One of the product’s founding principles is versatility. The product is offered to foodservice clients in its plainest form as a plant-protein that can be adapted to mimic beef, chicken, fish, or pork, says Kramarchuk, rather than pre-packaged for specific applications such as burgers or breaded chicken. The texture of Oumph! develops from the cooking method, so chefs can use their knowledge and experience to adapt it to their own creative dishes.
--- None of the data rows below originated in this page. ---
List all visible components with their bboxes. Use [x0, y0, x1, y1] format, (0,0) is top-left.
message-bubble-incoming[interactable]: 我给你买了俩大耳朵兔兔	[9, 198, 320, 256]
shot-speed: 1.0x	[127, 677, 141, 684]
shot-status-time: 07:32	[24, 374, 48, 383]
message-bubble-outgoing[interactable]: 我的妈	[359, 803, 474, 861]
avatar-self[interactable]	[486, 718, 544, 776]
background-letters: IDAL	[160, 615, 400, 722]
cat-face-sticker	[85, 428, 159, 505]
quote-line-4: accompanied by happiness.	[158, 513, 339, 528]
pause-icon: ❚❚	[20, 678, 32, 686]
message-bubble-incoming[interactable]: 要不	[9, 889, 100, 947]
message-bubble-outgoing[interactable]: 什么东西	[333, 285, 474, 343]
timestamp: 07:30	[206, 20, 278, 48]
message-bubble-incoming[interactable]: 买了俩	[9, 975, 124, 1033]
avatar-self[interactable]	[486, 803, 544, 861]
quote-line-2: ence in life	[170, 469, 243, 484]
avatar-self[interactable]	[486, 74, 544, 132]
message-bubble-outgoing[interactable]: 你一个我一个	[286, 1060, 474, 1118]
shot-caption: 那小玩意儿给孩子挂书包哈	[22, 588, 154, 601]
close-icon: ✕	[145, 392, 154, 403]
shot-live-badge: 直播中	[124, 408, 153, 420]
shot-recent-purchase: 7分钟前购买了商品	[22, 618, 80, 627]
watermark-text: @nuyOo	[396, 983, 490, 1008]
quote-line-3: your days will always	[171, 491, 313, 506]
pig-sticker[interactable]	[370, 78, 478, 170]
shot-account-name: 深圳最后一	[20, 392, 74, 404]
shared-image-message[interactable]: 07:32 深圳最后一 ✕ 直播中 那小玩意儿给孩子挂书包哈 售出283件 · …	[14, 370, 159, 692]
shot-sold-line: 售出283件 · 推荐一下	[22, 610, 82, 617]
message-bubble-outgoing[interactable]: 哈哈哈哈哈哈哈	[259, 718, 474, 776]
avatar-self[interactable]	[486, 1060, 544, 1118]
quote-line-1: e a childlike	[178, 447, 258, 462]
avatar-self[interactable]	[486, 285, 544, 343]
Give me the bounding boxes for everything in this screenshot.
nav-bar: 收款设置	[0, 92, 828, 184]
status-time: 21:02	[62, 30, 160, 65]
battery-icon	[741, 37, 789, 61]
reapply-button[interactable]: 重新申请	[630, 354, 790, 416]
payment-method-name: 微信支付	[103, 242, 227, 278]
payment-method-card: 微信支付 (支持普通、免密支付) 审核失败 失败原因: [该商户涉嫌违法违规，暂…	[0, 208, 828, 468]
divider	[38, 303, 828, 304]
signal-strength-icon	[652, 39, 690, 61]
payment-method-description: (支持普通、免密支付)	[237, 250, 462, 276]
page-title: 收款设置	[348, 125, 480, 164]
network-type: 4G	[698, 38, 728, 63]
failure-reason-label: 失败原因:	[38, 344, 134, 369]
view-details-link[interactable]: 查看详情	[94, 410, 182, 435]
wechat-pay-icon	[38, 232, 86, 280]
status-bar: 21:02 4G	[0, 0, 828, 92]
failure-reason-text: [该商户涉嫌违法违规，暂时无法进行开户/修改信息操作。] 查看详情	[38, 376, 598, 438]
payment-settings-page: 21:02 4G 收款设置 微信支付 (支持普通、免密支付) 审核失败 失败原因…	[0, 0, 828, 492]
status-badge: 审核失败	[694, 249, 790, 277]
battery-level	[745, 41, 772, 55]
The adaptability of the product mirrors that of the company. While many companies have suffered from the unprecedented business climate of the early part of 2020, Future Foods’ timing and philosophy turns out to be an asset. Using an existing building on North U.S. 1, the company was able to design workspaces with the recommended COVID-19 health considerations in mind, including extra space around work areas and distancing on the shop floor, Kramarchuk says. That flexibility in design, along with existing employee safety standards and an atmosphere of respect and recognition have kept the facility on track to open as originally planned in July of 2020, he explains.

Kramarchuk attributes their forward momentum to Future Foods’ uncompromising attitude and passion for creating a food product that benefits people and the planet. “We are all in it together,” he says, “and we feel that our team shares the same outlook.”

Through the new Ormond Beach facility, Future Foods’ products are helping to create a healthier world.

Brigitte Hoarau is an English Professor and freelance writer. She earned a BA in Film & Video and an MFA in Creative Writing: Fiction.